DALLAS, Texas – From animal bites to slips and falls, workplace injuries in the pest management industry can occur on any job, making workplace safety a top concern for both employees and managers.
PestSure compared worker injury claims of its insureds between 2021 and 2020 and discovered that animal bites; cuts, punctures, and scrapes; lifting and slips/falls from a different level all increased.
- Bitten by Animal – 13 percent (2021) vs. 11 percent (2020
- Cuts, Punctures, Scrapes – 11 percent (2021) vs. 9 percent (2020)
- Lifting – 8 percent (2021) vs. 7 percent (2020)
- Falls/Slips From a Different Level – 7 percent (2021) vs. 6 percent (2020)
Linda Midyett, vice president and loss control director, PestSure, attributed the increases to several factors including inconsistent training and technicians becoming complacent with safety procedures as well as the lack of familiarity with new accounts.
“Animal bites are preventable with consistent training and good communication,” said Midyett. “Slips and falls are common but increase when technicians get lax about their surroundings or are not familiar with the account.”
Midyett encouraged technicians to take a few minutes to walk around a property before starting service in order to perform a safety assessment.
“Whether it is a new account or a home or business you serviced for years, take the time to look for hazards that may have been introduced since the previous visit,” said Midyett.
Here are some red flags PestSure recommended technicians look for when doing a safety assessment:
- Barking dogs, ‘Beware of dog’ signs and unsecured fenced in backyards should raise a red flag.
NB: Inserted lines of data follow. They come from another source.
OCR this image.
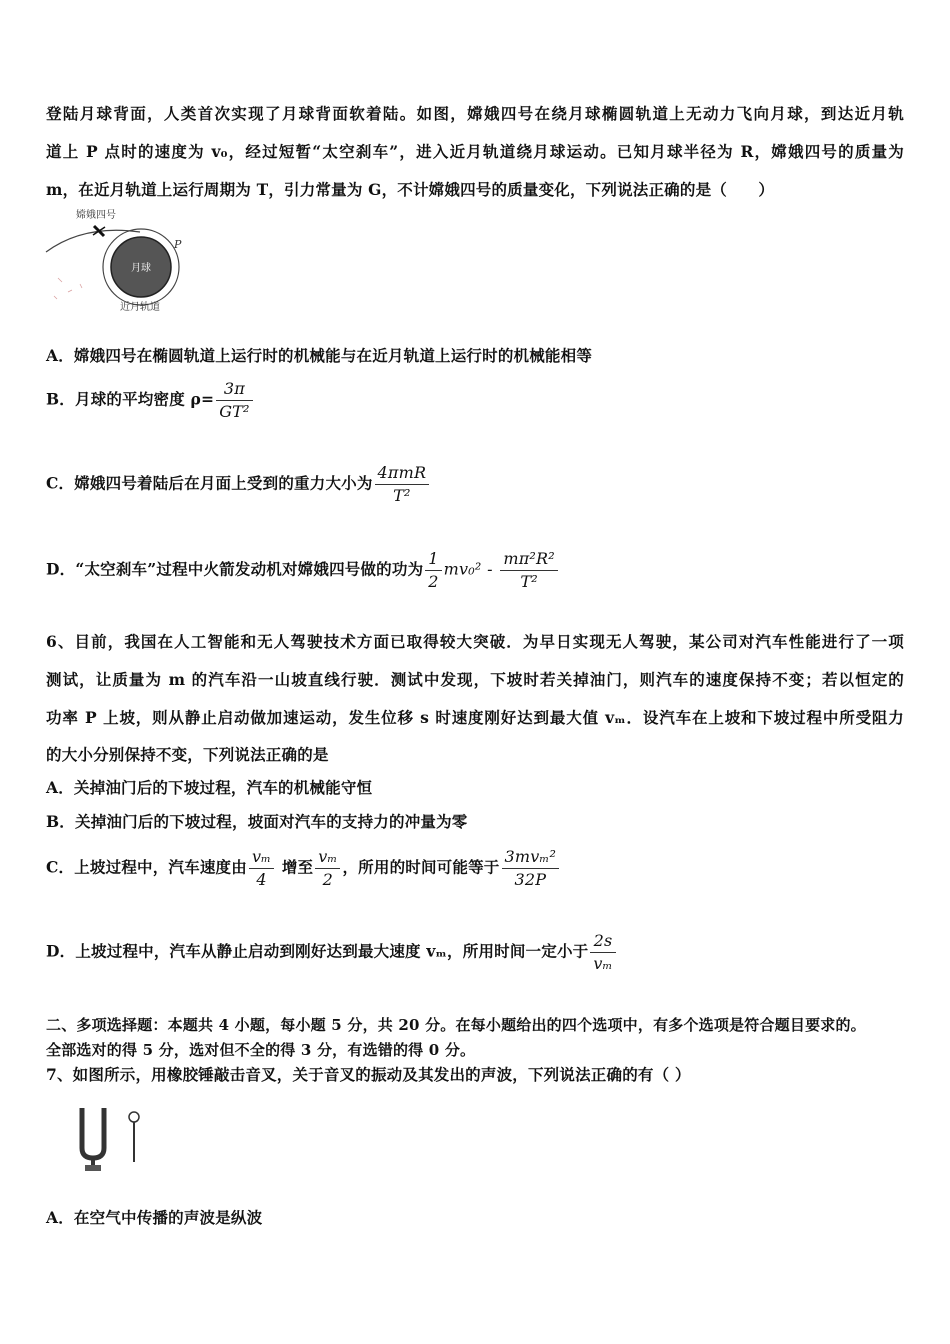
登陆月球背面，人类首次实现了月球背面软着陆。如图，嫦娥四号在绕月球椭圆轨道上无动力飞向月球，到达近月轨
道上 P 点时的速度为 v₀，经过短暂“太空刹车”，进入近月轨道绕月球运动。已知月球半径为 R，嫦娥四号的质量为
m，在近月轨道上运行周期为 T，引力常量为 G，不计嫦娥四号的质量变化，下列说法正确的是（　　）
嫦娥四号
月球
P
近月轨道
A．嫦娥四号在椭圆轨道上运行时的机械能与在近月轨道上运行时的机械能相等
B．月球的平均密度 $\rho= \frac{3\pi}{\text{GT²}}$
C．嫦娥四号着陆后在月面上受到的重力大小为 $\frac{\text{4πmR}}{\text{T²}}$
D．“太空刹车”过程中火箭发动机对嫦娥四号做的功为 $\frac{1}{2} mv_0^2 - \frac{\text{mπ²R²}}{\text{T²}}$
6、目前，我国在人工智能和无人驾驶技术方面已取得较大突破．为早日实现无人驾驶，某公司对汽车性能进行了一项
测试，让质量为 m 的汽车沿一山坡直线行驶．测试中发现，下坡时若关掉油门，则汽车的速度保持不变；若以恒定的
功率 P 上坡，则从静止启动做加速运动，发生位移 s 时速度刚好达到最大值 vₘ．设汽车在上坡和下坡过程中所受阻力
的大小分别保持不变，下列说法正确的是
A．关掉油门后的下坡过程，汽车的机械能守恒
B．关掉油门后的下坡过程，坡面对汽车的支持力的冲量为零
C．上坡过程中，汽车速度由 $\frac{\text{vₘ}}{4}$ 增至 $\frac{\text{vₘ}}{2}$ ，所用的时间可能等于 $\frac{\text{3mvₘ²}}{32P}$
D．上坡过程中，汽车从静止启动到刚好达到最大速度 vₘ，所用时间一定小于 $\frac{2s}{\text{vₘ}}$
二、多项选择题：本题共 4 小题，每小题 5 分，共 20 分。在每小题给出的四个选项中，有多个选项是符合题目要求的。
全部选对的得 5 分，选对但不全的得 3 分，有选错的得 0 分。
7、如图所示，用橡胶锤敲击音叉，关于音叉的振动及其发出的声波，下列说法正确的有（ ）
A．在空气中传播的声波是纵波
Midyett recalled an example of a dog’s unpredictability when one that appeared friendly approached a technician as he exited his vehicle. However, the dog bit the technician a half hour later.
- Before conducting perimeter or lawn care treatments, take a 3-D view of the property. Look for air conditioning units sticking out of windows, low hanging branches, rocks hidden under shrubs or brush, unrolled hoses and depressions in lawns that can lead to head injuries or slips and falls.
- Slick surfaces can form on stone patios, paths, decks and stairs following a rain shower. If a technician is not wearing the right shoes – ones with gripping soles – the chances increase for a slip and fall incident.
- Over-filling backpack sprayers and trying to lift them out of truck beds, pulling sprayer hoses across a lawn and lifting ladders on or off a truck can all lead to injury.
- Taking a shortcut across a lawn or icy parking lot vs. walking on the sidewalk can lead to an unexpected slip and fall incident if you come across a depression or hidden object. Choose the safest path rather than the quickest.